ITS America and AASHTO (American Association of State Highway and Transportation Officials) have sent a letter to US Transportation Secretary Pete Buttigieg, Commerce Secretary Gina Raimondo, and NEC Director Brian Deese expressing “significant concern with efforts underway at the Federal Communications Commission (FCC) to reallocate spectrum in the 5.9 GHz band.”
The move follows the shock news late last year that the FCC would be breaking up 5.9 GHz band, and allowing unlicensed Wi-Fi to operate within the spectrum, leaving less than half of it available for transportation V2X (vehicle to everything) safety communications. While many viewed the ruling as final, it has yet to be fully enshrined into law, and now AASHTO and ITS America are continuing the fight, as was reported would happen in the December 2020 edition of TTI magazine.

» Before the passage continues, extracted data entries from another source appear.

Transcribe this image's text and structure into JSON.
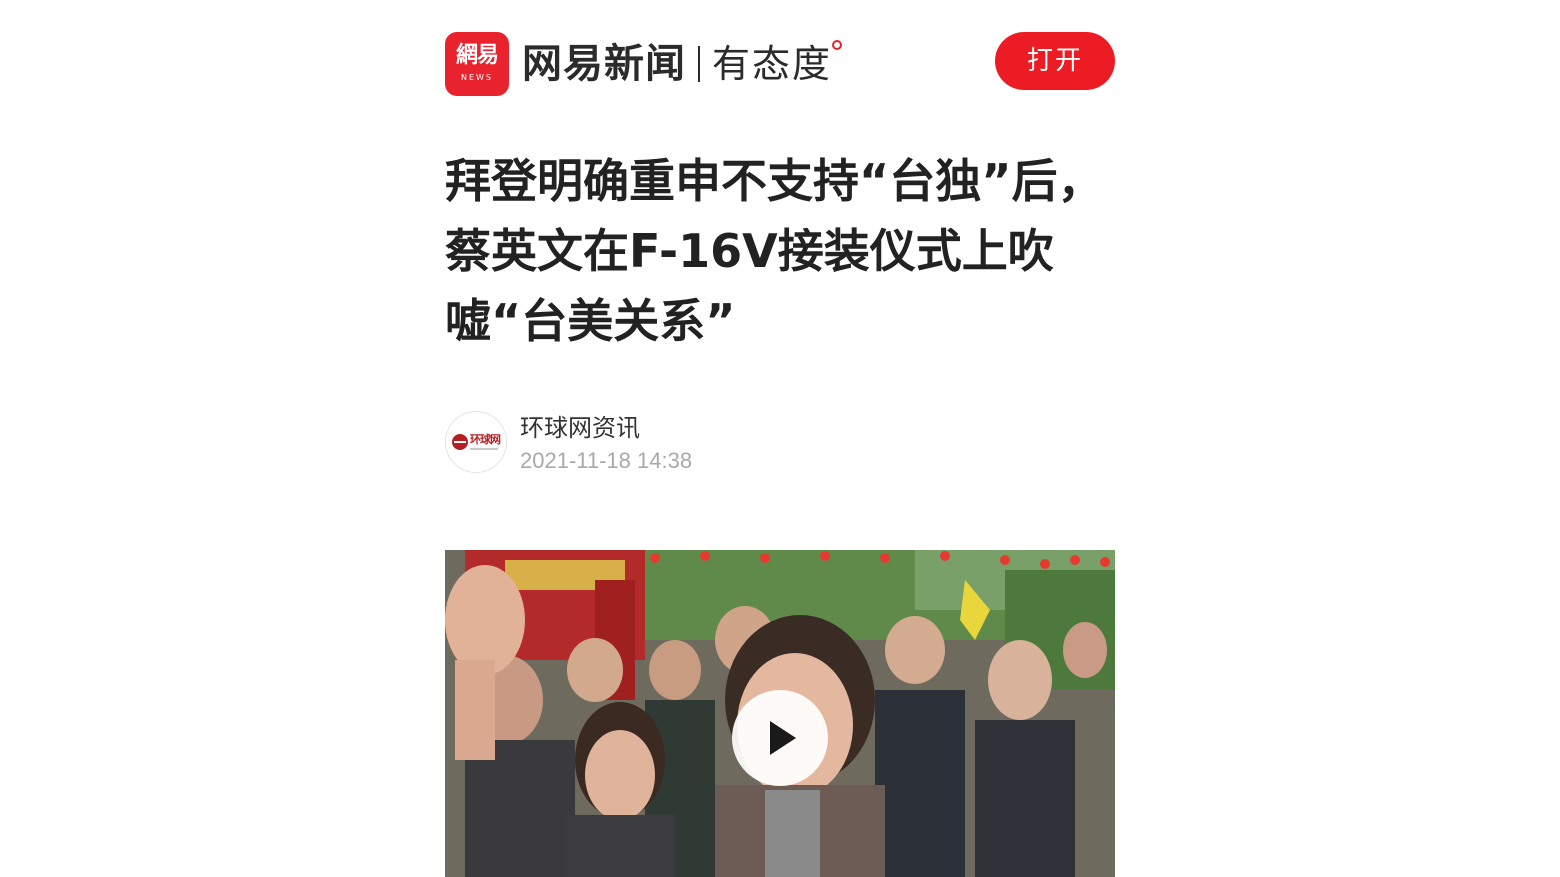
{
  "header": {
    "logo_main": "網易",
    "logo_sub": "NEWS",
    "brand_name": "网易新闻",
    "brand_slogan": "有态度",
    "open_button_label": "打开",
    "accent_color": "#ed1c24"
  },
  "article": {
    "title": "拜登明确重申不支持“台独”后，蔡英文在F-16V接装仪式上吹嘘“台美关系”"
  },
  "author": {
    "avatar_text": "环球网",
    "name": "环球网资讯",
    "published_at": "2021-11-18 14:38"
  },
  "video": {
    "play_icon": "play-icon"
  }
}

The letter which is signed by ITS America President and CEO Shailen Bhatt and Jim Tymon, executive director of AASHTO (both pictured above) asks the government leaders to intervene by submitting “a proposal to Congress preserving the full 75 MHz of spectrum within the 5.9 GHz band for transportation safety and to work with the FCC to ensure that all spectrum allocated for V2X services is protected from harmful interference.”
It goes on to point out the many critical safety benefits of V2X, citing: “The National Highway Traffic Safety Administration (NHTSA) predicts that the safety applications enabled by V2X technology could eliminate or mitigate the severity of up to 80% of non-impaired crashes, significantly reducing the nearly 37,000 lives lost and three million injuries that occur annually on US roadways.”
“Some of the most promising V2X applications [such as advanced Vehicle-to-Pedestrian (V2P) applications] will be unlikely to fit within the 30 MHz remaining under the FCC’s proposed spectrum reallocation,” the letter continues, “Threatening to eliminate these applications as tools to make roads safer for all users and to increase transportation equity within the United States at a time when the status quo has allowed fatalities in these groups to dramatically increase over the last decade.”
“Preserving the spectrum for V2X would provide greater economic and environmental benefit for the American people than reallocating the spectrum for unlicensed devices.
“The US has led the world in creating V2X technology and in developing the standards that enable and support V2X technology. The FCC’s proposal would cede American leadership as countries around the world are building out their V2X networks. There is no doubt that, if implemented, the NPRM would undercut the public and private investments that have been made in the United States, stifle further innovation, and challenge American global competitiveness. This approach is in direct conflict with efforts underway in other parts of the world. At precisely the same time that other countries are reiterating their commitment to V2X technology and, in many cases, looking to increase the amount of spectrum that is available to support V2X technology, the FCC is poised to take action that would all but ensure that the technology would not realize its full potential in the United States.
“The comments and reply comments submitted to the FCC in response to the NPRM overwhelmingly opposed repurposing spectrum away from transportation safety. In fact, more than 85 percent of the commenters opposed the FCC’s proposal, including State and city departments of transportation, automakers, vehicle suppliers, technology companies, law enforcement, first responders, safety advocates, engineers, telecommunications companies, the drone industry, and many others. These groups asked the FCC to heed the warnings of USDOT that this plan would not allow sufficient spectrum for V2X to function, threatening the significant safety benefits this technology provides.”